You feel that lockdown is a personal insult.
“How dare they?!” you rage.
But then a second later, your conscience whispers that the cause is just. At eight in the evening, you approach the window and join the collective expression of moral support for health workers. Indeed, they are the ones in a difficult situation, not you. All you do is stagnate quietly by yourself in your room, tension building in your chest.
At least you still have windows.
In poem number sixty of “Le Spleen de Paris”, Baudelaire suggests that night windows are more interesting than day windows. Behind them is a riddle, a sense of mystery. And peering out of your own window at those distant, yellow squares, you agree with him. Above them all, a stunning young moon looks down, a keeper of mysteries.

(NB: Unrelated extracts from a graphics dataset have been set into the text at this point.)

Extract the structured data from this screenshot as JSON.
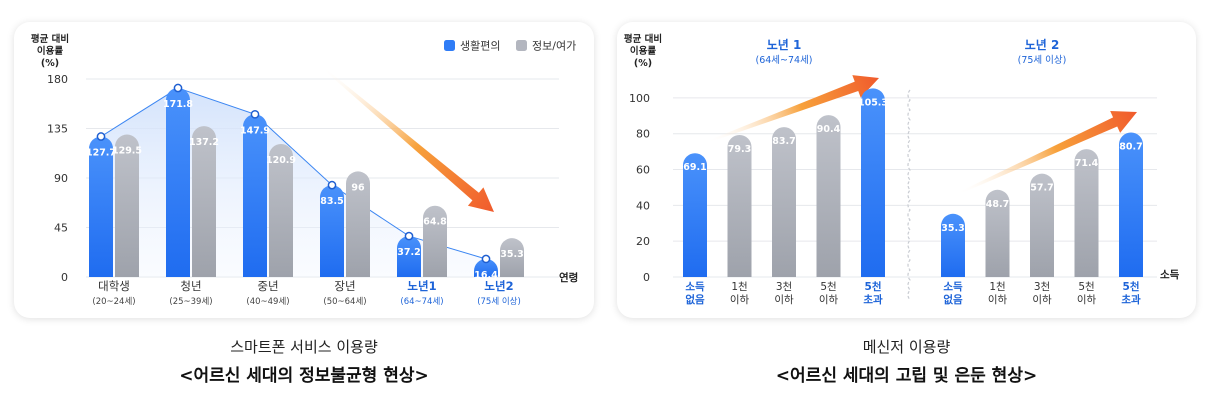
{
  "chart_data": [
    {
      "type": "bar",
      "ylabel": "평균 대비 이용률 (%)",
      "ylabel_lines": [
        "평균 대비",
        "이용률",
        "(%)"
      ],
      "xlabel": "연령",
      "yticks": [
        0,
        45,
        90,
        135,
        180
      ],
      "ylim": [
        0,
        180
      ],
      "categories": [
        {
          "name": "대학생",
          "range": "(20~24세)",
          "highlight": false
        },
        {
          "name": "청년",
          "range": "(25~39세)",
          "highlight": false
        },
        {
          "name": "중년",
          "range": "(40~49세)",
          "highlight": false
        },
        {
          "name": "장년",
          "range": "(50~64세)",
          "highlight": false
        },
        {
          "name": "노년1",
          "range": "(64~74세)",
          "highlight": true
        },
        {
          "name": "노년2",
          "range": "(75세 이상)",
          "highlight": true
        }
      ],
      "series": [
        {
          "name": "생활편의",
          "color": "#2f7cf6",
          "values": [
            127.7,
            171.8,
            147.9,
            83.5,
            37.2,
            16.4
          ]
        },
        {
          "name": "정보/여가",
          "color": "#b3b6bf",
          "values": [
            129.5,
            137.2,
            120.9,
            96,
            64.8,
            35.3
          ]
        }
      ],
      "legend_position": "top-right",
      "grid": true
    },
    {
      "type": "bar",
      "ylabel": "평균 대비 이용률 (%)",
      "ylabel_lines": [
        "평균 대비",
        "이용률",
        "(%)"
      ],
      "xlabel": "소득",
      "yticks": [
        0,
        20,
        40,
        60,
        80,
        100
      ],
      "ylim": [
        0,
        110
      ],
      "grid": true,
      "groups": [
        {
          "title": "노년 1",
          "subtitle": "(64세~74세)",
          "categories": [
            [
              "소득",
              "없음"
            ],
            [
              "1천",
              "이하"
            ],
            [
              "3천",
              "이하"
            ],
            [
              "5천",
              "이하"
            ],
            [
              "5천",
              "초과"
            ]
          ],
          "highlight": [
            true,
            false,
            false,
            false,
            true
          ],
          "values": [
            69.1,
            79.3,
            83.7,
            90.4,
            105.3
          ]
        },
        {
          "title": "노년 2",
          "subtitle": "(75세 이상)",
          "categories": [
            [
              "소득",
              "없음"
            ],
            [
              "1천",
              "이하"
            ],
            [
              "3천",
              "이하"
            ],
            [
              "5천",
              "이하"
            ],
            [
              "5천",
              "초과"
            ]
          ],
          "highlight": [
            true,
            false,
            false,
            false,
            true
          ],
          "values": [
            35.3,
            48.7,
            57.7,
            71.4,
            80.7
          ]
        }
      ],
      "colors": {
        "highlight": "#2f7cf6",
        "normal": "#b3b6bf",
        "arrow": "#f2622e",
        "accent_text": "#1e64d8"
      }
    }
  ],
  "captions": [
    {
      "sub": "스마트폰 서비스 이용량",
      "main": "<어르신 세대의 정보불균형 현상>"
    },
    {
      "sub": "메신저 이용량",
      "main": "<어르신 세대의 고립 및 은둔 현상>"
    }
  ]
}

Perhaps the most bizarre thing is the mixing of the real and the surreal. Who knows what’s happening in the city centre, beside the river? Perhaps somebody’s smuggling a herd of elephants across le pont des arts. There’s no-one to disprove your theory. Three days ago, riots erupted in Saint-Denis. Willingly deprived of news for the sake of peace, you only found out today. Anything could be happening.
Every lockdown has a beginning, middle, and end. Unless, of course, there’s a second act. Or a second wave, as the media outlets have christened it. You can imagine it so clearly: a giant curling white crest. It’s not here yet and may not come at all. Then, beyond all this, something worse: a tsunami of economic troubles, which may deplete the coming years, they say.
Now is a moment to rejoice. Something else has happened besides the lockdown: spring. And spring is arguably the best season in Paris. Streets and squares, previously home only to ghosts and possibly elephants, now fill with people and laughter. There’re so many characters moving around out there. What can they all be doing?
Society emerges from its solitude. What held us together all this time? Trust in the powers that be? Goodwill? Fear?
You know that life is best when you take your bike and ride through Gobelins and pass the walls of Arène de Lutèce. So many things are forgotten in just a few hours. Other things last as long as men can breathe and eyes can see. One suspects that misfortune is merely a prompt for a different kind of vision.